The acid used is not particularly limited, and hydrochloric acid, sulfuric acid, nitric acid, phosphoric acid, etc. are preferably used. The elution operation is appropriately performed by a method of adding an acid to the adsorbent slurry in a stirring tank, a method of filling the adsorbent in a column and passing an aqueous acid solution in a downward flow or an upward flow, and the like.

A preferred elution operation is a continuous method using a column, in which case the bed height of the column is usually 2 m or more, preferably 3 m or more, and the flow velocity is 9 m / hr or less, preferably 3 m / hr in superficial linear velocity.
It is less than or equal to hr. The temperature is not particularly limited and may be near room temperature.

Next, the present invention will be specifically described with reference to Examples and Comparative Examples, but the present invention is not limited to the following Examples unless it exceeds the gist.

〔Example〕

Example 1 Preparation using a porous substrate having mesopores obtained by mixing tetraethylene glycol dimethacrylate (TEGDM) and divinylbenzene (DVB) in a mixed solvent at a ratio of 22:18 and polymerizing acrylonitrile.

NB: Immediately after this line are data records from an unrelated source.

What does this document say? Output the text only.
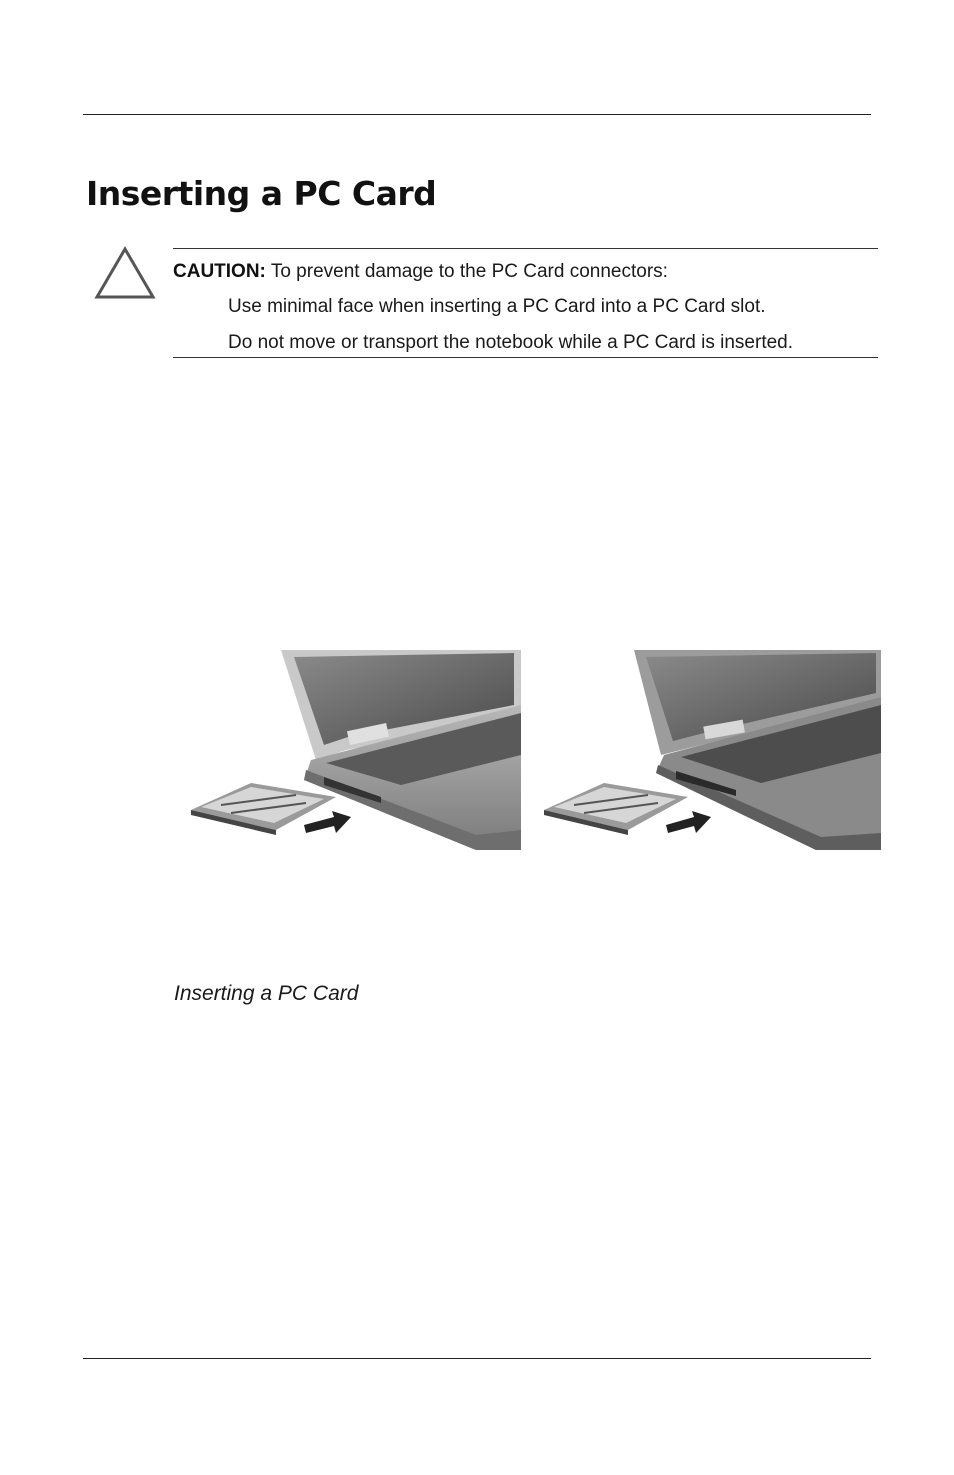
Inserting a PC Card
CAUTION: To prevent damage to the PC Card connectors:
Use minimal face when inserting a PC Card into a PC Card slot.
Do not move or transport the notebook while a PC Card is inserted.
Inserting a PC Card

For Cu which was 2.
Amidoxime resin 10L with a saturated adsorption capacity of 4 meq / g-resin
Was packed in a fluidized bed column with a cross-sectional area of 0.1 m ² and a height of 1.2 m, and SV:
100 h ^-1 natural seawater was passed as an upward flow for 750 days.

Next, 20 ml of the above resin was precisely weighed, put in a 200 ml Erlenmeyer flask, 50 ml of 0.1N hydrochloric acid aqueous solution was added, and after shaking at room temperature for 30 minutes, suction filtration was performed on the funnel to separate the resin and the filtrate, The concentrations of uranium and yttrium in the liquid were analyzed using an inorganic mass spectrometer.

Further, the resin was placed in a 200 ml Erlenmeyer flask and the same operation was repeated 3 times.

Then, the same operation as described above was repeated once using 1N instead of 0.1N hydrochloric acid aqueous solution and then using 6N HCl aqueous solution. Table 2 shows the concentrations of uranium and yttrium in the filtrate at each treatment step.

Yttrium was eluted with 0.1N hydrochloric acid aqueous solution and could be recovered separately from uranium.

<Effects of the Invention> According to the present invention, yttrium can be separated from uranium from seawater and recovered by using an amidoxime type resin that can be used for uranium extraction as an adsorbent. In addition to contributing to Japan's progress, it also makes a major contribution to Japan, which has no rare metal resources.

Claims (1)

[Claims] 1. An amidoxime-type adsorbent is brought into contact with seawater to adsorb yttrium in seawater onto the adsorbent, and then 0.1
A method for adsorptive separation of yttrium, which comprises contacting with 1N acid to elute the adsorbed yttrium.